“Lies, damn lies and statistics”
As Mark Twain is famous for saying, statistics can be twisted to prove any point.
For many managers, BI applications are a critical decision making tool. The statistics, trends and analytics presented are used to determine future actions and to track historic performance.
There are two significant ways in which poor quality data can make this kind of decision making a lottery.
Most visibly, a manager may be faced with two sets of reports, about the same business area but from different systems. These may provide contradictory analysis – one suggests investing more in a region, the other suggests pulling out. Which does she believe? She has to make a strategic decision that could cost the business millions and cost her her job!

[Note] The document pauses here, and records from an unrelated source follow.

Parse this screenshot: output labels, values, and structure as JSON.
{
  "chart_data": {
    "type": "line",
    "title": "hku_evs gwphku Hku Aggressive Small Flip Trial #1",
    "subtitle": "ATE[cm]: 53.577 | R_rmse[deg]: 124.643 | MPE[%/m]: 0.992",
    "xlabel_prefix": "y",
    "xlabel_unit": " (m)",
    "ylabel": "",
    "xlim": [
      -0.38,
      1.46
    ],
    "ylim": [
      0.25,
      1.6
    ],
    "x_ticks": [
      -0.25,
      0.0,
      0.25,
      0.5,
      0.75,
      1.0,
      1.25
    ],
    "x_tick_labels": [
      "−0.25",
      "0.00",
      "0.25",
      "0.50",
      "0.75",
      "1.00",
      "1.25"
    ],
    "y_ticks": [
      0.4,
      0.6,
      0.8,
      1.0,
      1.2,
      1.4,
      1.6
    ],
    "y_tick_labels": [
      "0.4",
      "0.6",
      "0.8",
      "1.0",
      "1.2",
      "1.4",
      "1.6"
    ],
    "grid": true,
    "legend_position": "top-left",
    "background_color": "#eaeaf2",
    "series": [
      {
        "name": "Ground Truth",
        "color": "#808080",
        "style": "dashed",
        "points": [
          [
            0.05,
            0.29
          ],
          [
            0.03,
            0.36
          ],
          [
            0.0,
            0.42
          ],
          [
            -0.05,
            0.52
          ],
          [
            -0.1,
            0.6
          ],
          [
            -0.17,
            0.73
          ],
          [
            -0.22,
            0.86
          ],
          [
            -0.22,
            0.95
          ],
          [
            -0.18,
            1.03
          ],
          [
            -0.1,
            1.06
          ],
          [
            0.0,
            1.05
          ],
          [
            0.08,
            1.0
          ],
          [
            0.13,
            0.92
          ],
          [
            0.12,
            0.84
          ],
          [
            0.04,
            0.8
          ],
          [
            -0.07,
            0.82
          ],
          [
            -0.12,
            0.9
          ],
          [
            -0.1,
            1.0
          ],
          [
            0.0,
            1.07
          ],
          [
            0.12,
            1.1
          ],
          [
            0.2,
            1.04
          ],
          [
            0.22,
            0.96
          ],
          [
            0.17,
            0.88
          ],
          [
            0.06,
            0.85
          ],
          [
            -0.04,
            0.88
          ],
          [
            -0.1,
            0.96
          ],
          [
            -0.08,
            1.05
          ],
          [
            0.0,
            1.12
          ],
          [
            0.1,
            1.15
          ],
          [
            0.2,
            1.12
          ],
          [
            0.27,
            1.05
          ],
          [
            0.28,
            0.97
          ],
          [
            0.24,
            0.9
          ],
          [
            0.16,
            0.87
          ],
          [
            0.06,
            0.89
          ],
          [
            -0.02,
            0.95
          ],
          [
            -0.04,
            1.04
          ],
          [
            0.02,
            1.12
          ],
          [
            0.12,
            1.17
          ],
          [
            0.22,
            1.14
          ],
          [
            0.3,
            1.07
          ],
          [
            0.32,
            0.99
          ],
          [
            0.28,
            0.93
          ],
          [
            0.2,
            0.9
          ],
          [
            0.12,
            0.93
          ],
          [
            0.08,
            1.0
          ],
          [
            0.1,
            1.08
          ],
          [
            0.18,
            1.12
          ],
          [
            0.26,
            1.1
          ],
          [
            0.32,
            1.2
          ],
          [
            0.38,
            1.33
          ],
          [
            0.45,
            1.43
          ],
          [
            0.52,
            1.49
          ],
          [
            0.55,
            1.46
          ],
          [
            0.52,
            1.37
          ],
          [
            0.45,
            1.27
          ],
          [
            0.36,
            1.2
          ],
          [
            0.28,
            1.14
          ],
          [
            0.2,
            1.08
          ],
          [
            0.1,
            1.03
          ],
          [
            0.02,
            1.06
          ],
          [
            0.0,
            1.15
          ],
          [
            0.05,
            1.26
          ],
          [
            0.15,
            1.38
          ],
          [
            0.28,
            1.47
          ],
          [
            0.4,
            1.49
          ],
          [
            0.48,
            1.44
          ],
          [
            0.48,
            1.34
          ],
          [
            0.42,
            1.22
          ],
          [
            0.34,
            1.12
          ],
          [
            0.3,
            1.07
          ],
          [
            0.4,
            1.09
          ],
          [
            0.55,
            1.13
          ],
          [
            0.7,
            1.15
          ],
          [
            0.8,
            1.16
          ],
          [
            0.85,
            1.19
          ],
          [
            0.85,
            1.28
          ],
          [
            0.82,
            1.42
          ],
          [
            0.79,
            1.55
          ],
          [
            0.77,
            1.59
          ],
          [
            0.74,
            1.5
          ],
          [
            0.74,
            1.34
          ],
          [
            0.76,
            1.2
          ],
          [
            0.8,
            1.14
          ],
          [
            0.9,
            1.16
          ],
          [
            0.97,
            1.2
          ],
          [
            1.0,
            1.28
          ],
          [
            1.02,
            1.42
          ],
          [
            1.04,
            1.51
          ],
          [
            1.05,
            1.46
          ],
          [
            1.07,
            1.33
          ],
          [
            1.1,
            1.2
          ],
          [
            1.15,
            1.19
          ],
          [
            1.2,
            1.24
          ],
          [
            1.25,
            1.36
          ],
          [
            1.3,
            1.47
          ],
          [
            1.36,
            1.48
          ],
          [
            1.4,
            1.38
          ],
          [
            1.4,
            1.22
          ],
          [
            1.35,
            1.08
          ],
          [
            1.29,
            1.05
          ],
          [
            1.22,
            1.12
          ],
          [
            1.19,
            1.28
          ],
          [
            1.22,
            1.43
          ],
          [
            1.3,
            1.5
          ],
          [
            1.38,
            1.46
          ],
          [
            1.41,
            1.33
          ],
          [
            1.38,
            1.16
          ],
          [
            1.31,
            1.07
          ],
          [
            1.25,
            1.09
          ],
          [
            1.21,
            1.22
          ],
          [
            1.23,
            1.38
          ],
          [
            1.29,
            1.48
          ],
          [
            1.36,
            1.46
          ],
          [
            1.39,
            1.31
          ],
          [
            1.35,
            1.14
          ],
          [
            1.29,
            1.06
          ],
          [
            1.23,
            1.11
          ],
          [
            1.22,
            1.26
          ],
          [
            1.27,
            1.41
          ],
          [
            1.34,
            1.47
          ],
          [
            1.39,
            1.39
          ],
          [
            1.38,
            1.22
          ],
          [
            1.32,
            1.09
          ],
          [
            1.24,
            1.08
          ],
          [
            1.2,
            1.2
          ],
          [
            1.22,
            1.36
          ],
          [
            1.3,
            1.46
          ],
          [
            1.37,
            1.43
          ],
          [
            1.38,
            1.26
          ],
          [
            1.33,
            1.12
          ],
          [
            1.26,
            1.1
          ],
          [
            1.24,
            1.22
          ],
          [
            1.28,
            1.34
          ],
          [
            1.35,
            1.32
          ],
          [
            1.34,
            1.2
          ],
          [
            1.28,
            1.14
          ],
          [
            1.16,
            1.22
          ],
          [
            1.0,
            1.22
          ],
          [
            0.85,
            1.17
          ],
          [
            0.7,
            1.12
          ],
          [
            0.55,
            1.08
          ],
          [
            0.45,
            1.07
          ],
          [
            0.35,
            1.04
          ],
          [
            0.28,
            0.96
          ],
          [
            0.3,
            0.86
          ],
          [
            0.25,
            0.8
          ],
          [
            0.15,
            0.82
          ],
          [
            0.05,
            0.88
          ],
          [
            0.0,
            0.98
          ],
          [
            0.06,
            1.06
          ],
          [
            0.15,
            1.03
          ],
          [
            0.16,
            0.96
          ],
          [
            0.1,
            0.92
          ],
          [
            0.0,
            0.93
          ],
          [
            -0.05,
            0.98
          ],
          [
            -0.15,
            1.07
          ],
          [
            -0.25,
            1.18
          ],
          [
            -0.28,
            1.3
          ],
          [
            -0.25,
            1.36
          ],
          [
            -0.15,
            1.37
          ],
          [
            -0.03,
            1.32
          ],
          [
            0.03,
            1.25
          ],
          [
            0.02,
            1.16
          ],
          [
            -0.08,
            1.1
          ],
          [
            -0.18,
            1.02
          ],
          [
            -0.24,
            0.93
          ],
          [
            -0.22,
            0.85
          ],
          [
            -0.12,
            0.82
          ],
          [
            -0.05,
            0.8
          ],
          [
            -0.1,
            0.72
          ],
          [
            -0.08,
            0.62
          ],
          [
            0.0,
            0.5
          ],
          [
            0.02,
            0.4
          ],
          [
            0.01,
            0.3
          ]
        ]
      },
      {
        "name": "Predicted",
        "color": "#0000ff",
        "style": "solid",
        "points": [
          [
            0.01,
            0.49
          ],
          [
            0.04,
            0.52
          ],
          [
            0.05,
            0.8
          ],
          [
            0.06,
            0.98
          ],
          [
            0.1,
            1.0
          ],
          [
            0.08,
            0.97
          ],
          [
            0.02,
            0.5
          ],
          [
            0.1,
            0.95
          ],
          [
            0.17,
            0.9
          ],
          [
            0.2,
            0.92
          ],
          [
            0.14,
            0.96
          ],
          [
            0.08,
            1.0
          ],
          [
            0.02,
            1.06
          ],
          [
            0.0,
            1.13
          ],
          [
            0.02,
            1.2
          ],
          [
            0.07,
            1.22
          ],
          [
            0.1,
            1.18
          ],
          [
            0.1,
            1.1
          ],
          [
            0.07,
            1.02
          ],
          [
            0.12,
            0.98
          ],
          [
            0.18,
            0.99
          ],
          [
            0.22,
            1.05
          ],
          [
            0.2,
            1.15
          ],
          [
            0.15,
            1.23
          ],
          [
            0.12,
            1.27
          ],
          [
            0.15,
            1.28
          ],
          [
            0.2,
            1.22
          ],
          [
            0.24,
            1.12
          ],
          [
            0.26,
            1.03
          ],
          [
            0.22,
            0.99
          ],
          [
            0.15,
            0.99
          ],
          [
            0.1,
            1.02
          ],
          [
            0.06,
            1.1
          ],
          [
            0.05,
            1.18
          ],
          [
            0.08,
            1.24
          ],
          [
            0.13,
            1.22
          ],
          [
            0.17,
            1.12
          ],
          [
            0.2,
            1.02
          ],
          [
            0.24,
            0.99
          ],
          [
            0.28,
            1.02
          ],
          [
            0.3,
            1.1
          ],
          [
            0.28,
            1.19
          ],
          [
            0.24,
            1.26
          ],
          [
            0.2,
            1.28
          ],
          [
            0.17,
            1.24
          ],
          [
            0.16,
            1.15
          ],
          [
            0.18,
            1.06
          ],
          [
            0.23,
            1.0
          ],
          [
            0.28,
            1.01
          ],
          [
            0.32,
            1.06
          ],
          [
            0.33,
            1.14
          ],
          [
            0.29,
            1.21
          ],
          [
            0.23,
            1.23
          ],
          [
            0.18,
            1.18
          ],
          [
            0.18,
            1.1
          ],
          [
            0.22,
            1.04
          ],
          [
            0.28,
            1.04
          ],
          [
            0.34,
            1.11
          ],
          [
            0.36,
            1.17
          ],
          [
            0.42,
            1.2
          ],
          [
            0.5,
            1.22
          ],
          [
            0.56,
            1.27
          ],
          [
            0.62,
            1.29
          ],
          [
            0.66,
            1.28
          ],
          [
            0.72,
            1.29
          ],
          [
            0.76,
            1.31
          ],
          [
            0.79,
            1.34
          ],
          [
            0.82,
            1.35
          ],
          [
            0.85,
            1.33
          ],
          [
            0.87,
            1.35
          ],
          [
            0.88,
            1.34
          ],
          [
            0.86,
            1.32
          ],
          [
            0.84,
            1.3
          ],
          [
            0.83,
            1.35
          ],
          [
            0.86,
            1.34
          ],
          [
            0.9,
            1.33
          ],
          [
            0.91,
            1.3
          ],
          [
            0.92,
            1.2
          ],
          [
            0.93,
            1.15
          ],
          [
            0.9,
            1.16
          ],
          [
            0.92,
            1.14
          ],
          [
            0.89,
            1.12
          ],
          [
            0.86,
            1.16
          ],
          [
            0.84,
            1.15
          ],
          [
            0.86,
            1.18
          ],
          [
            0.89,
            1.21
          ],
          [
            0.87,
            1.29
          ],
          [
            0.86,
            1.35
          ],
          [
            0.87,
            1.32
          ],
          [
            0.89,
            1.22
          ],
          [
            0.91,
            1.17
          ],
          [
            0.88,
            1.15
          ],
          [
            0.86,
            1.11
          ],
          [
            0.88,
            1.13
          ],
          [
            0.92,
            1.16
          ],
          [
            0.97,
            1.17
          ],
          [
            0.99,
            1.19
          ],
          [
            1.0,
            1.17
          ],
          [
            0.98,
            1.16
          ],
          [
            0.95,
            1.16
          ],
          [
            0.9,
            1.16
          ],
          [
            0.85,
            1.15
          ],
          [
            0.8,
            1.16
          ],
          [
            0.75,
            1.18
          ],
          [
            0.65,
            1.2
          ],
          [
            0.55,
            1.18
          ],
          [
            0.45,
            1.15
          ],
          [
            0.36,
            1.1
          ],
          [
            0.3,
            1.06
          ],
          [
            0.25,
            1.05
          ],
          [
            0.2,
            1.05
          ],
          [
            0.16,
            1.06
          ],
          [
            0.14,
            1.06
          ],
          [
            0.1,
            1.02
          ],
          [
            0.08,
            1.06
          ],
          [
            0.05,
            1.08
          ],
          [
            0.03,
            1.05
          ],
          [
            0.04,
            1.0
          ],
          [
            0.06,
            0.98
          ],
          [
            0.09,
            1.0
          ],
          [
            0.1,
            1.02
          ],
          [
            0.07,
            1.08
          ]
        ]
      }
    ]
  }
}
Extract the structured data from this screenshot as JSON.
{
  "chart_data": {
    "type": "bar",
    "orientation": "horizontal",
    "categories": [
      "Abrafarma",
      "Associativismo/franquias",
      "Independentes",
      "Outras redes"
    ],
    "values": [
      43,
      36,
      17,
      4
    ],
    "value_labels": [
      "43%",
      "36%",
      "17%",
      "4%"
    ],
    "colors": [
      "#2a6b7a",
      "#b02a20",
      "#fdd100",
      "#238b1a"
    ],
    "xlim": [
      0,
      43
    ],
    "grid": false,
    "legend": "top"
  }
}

Possibly of more concern, the reports may show a clear leaning to a particular position – but this may be based on incomplete or inaccurate underlying data. One of my clients showed a report indicating a 87% compliance to a key supply chain metric. On investigation we found that the underlying data was only populated for 17% of the records – in fact they had no idea whether or not they were compliant. Are they making good decisions?
Many organisations are turning to data profiling applications to test whether the underlying data supports the reported findings. An increased understanding of data quality issues means two things:
1.) You can make better informed decisions using your confidence in the underlying data to weight reported metrics.
2.) Steps can be taken to address data quality problems that are critically affecting your business.
Improving your key decision making must be a good idea!